The Kenya National Highways Authority (KeNHA) has revived plans for the Sh30 billion Mau Mau Road project, which had been suspended after three government agencies failed to approve the project.
KeNHA on Tuesday issued a tender for the construction of the Murang’a section of the road covering 31 kilometres. The road, once complete, will span Murang’a, Kiambu, Nyeri, and Nyandarua counties.
It will be built using proceeds from the road levy charged on fuel. The works on the Murang’a section of the road will involve tarmacking of the Mitarakwa - Ha Paulo -Mbari ya Hiti - Gatuya, Mbari Ya Hiti - Gitige Road covering 15 kilometres.
Works will also include tarmacking Githambo – Nduruini – Matharite – Githiga - Kahatia – Nduruini Road covering 16 kilometres.

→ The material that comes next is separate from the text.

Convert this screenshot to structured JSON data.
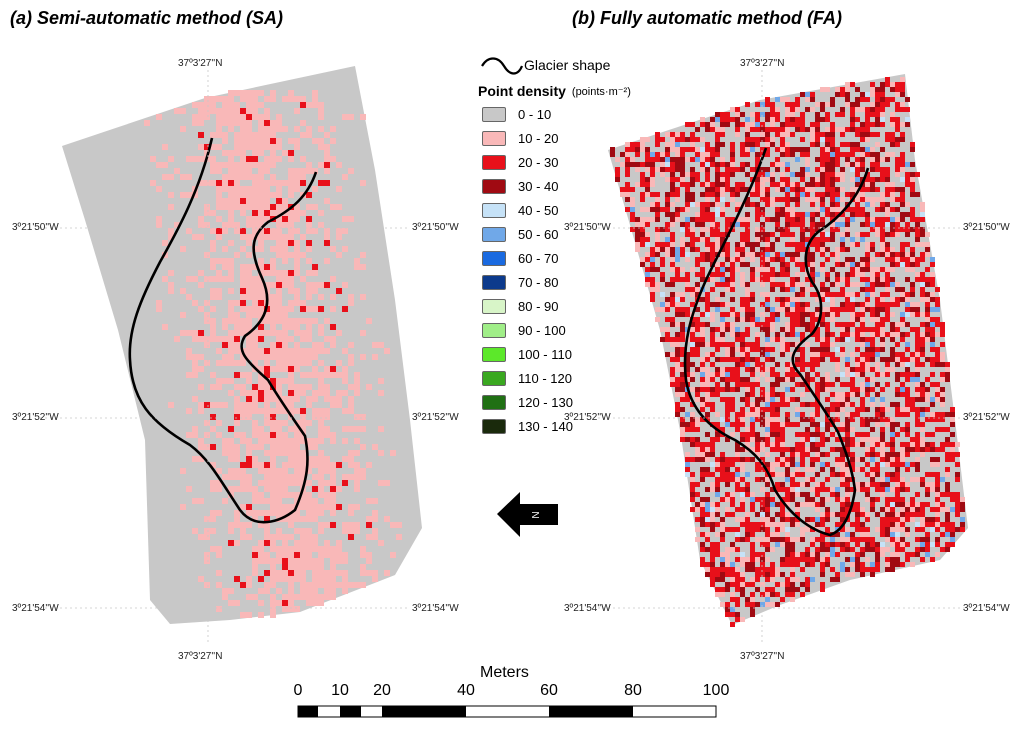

Completion of the road is projected at 36 months.
“The total length of the project will be approximately 31 kilometres and will be funded under the government of Kenya Development Levy Fund,” said KeNHA.
KeNHA said the road is expected to unlock the economy of the area by boosting goods transportation especially agricultural produce such as coffee and tea, which are grown in the region.
“Development of the roads will promote social welfare, economic activities as well as agricultural production,” the authority said.
KeNHA tendered for the project last year but cancelled the work a month after President William Ruto took office, setting the commencement of the project back for months.
The move came after the National Environment Management Authority (Nema) had failed to approve an environmental and social impact assessment (ESIA) report.
Further, the Kenya Forest Service (KFS) and the Kenya Wildlife Service (KWS) said construction of the road cutting across Aberdare Forest would interfere with the local ecosystem.
The 54-kilometre Ihithe - Aberdare Forest – Kahuruko – Ndunyu Njeru section of the road will traverse 25 kilometres of closed canopy forest in Aberdare.
The impasse, however, ended after Nema in April approved the ESIA for the project allowing KeNHA to proceed with the tendering process.
“The majority of the identified adverse impacts are short-term in nature, of low significance, and will cease upon completion of the construction phase,” said the report.
A section of leaders from counties where the road traverses had lobbied President Ruto to intervene to expedite construction of the road which they said would open up the economies of the region.